Synthesis and characterization of Cobalt/Calcium Carbonate catalyst in the production of carbon nanotubes
Abstract
Since its discovery, carbon nanotubes (CNTs) have been widely researched owing to their large potential in nanotechnological applications. The effects of catalyst calcination behavior (temperature and duration) on the production of CNTs synthesized via chemical vapor deposition (CVD) were studied. The catalysts were prepared through co-precipitated technique by mixing Co salt and CaCO3 powder which was then calcined at various temperatures followed by methane decomposition process to grow CNTs on CaCO3 support.

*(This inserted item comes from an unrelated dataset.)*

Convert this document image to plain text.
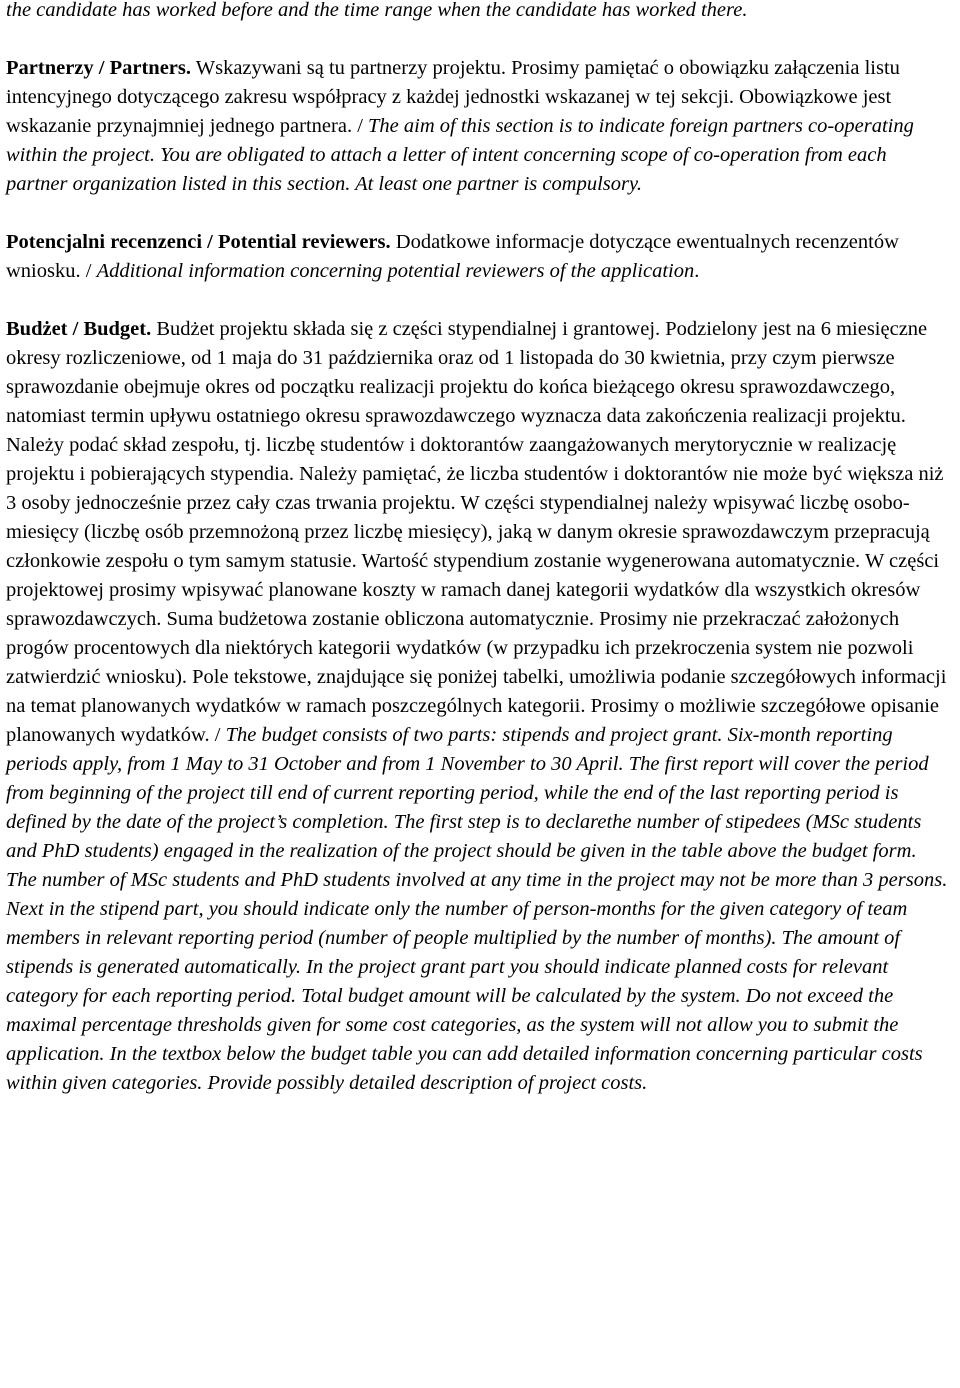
the candidate has worked before and the time range when the candidate has worked there.

Partnerzy / Partners. Wskazywani są tu partnerzy projektu. Prosimy pamiętać o obowiązku załączenia listu intencyjnego dotyczącego zakresu współpracy z każdej jednostki wskazanej w tej sekcji. Obowiązkowe jest wskazanie przynajmniej jednego partnera. / The aim of this section is to indicate foreign partners co-operating within the project. You are obligated to attach a letter of intent concerning scope of co-operation from each partner organization listed in this section. At least one partner is compulsory.

Potencjalni recenzenci / Potential reviewers. Dodatkowe informacje dotyczące ewentualnych recenzentów wniosku. / Additional information concerning potential reviewers of the application.

Budżet / Budget. Budżet projektu składa się z części stypendialnej i grantowej. Podzielony jest na 6 miesięczne okresy rozliczeniowe, od 1 maja do 31 października oraz od 1 listopada do 30 kwietnia, przy czym pierwsze sprawozdanie obejmuje okres od początku realizacji projektu do końca bieżącego okresu sprawozdawczego, natomiast termin upływu ostatniego okresu sprawozdawczego wyznacza data zakończenia realizacji projektu. Należy podać skład zespołu, tj. liczbę studentów i doktorantów zaangażowanych merytorycznie w realizację projektu i pobierających stypendia. Należy pamiętać, że liczba studentów i doktorantów nie może być większa niż 3 osoby jednocześnie przez cały czas trwania projektu. W części stypendialnej należy wpisywać liczbę osobo-miesięcy (liczbę osób przemnożoną przez liczbę miesięcy), jaką w danym okresie sprawozdawczym przepracują członkowie zespołu o tym samym statusie. Wartość stypendium zostanie wygenerowana automatycznie. W części projektowej prosimy wpisywać planowane koszty w ramach danej kategorii wydatków dla wszystkich okresów sprawozdawczych. Suma budżetowa zostanie obliczona automatycznie. Prosimy nie przekraczać założonych progów procentowych dla niektórych kategorii wydatków (w przypadku ich przekroczenia system nie pozwoli zatwierdzić wniosku). Pole tekstowe, znajdujące się poniżej tabelki, umożliwia podanie szczegółowych informacji na temat planowanych wydatków w ramach poszczególnych kategorii. Prosimy o możliwie szczegółowe opisanie planowanych wydatków. / The budget consists of two parts: stipends and project grant. Six-month reporting periods apply, from 1 May to 31 October and from 1 November to 30 April. The first report will cover the period from beginning of the project till end of current reporting period, while the end of the last reporting period is defined by the date of the project’s completion. The first step is to declarethe number of stipedees (MSc students and PhD students) engaged in the realization of the project should be given in the table above the budget form. The number of MSc students and PhD students involved at any time in the project may not be more than 3 persons. Next in the stipend part, you should indicate only the number of person-months for the given category of team members in relevant reporting period (number of people multiplied by the number of months). The amount of stipends is generated automatically. In the project grant part you should indicate planned costs for relevant category for each reporting period. Total budget amount will be calculated by the system. Do not exceed the maximal percentage thresholds given for some cost categories, as the system will not allow you to submit the application. In the textbox below the budget table you can add detailed information concerning particular costs within given categories. Provide possibly detailed description of project costs.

The temperatures were selected based on TGA analysis of uncalcined catalyst. The optimum temperature was chosen and proceed with a variation of calcination durations. Results showed that the CNTs products are found to be Type II isotherm with their surface areas in the range of 2.77 to 68.77 m2/g. It was also noteworthy that the catalyst calcined at 500 °C for 10 hours had successfully yielded a high amount of CNTs as judged by scanning electron microscopy (SEM) whereas less traces of CNTs were detected for catalyst calcined at 300 °C and 700 °C respectively with a decreasing trend of crystallite size according to the calculation of Debye-Scherrer equation.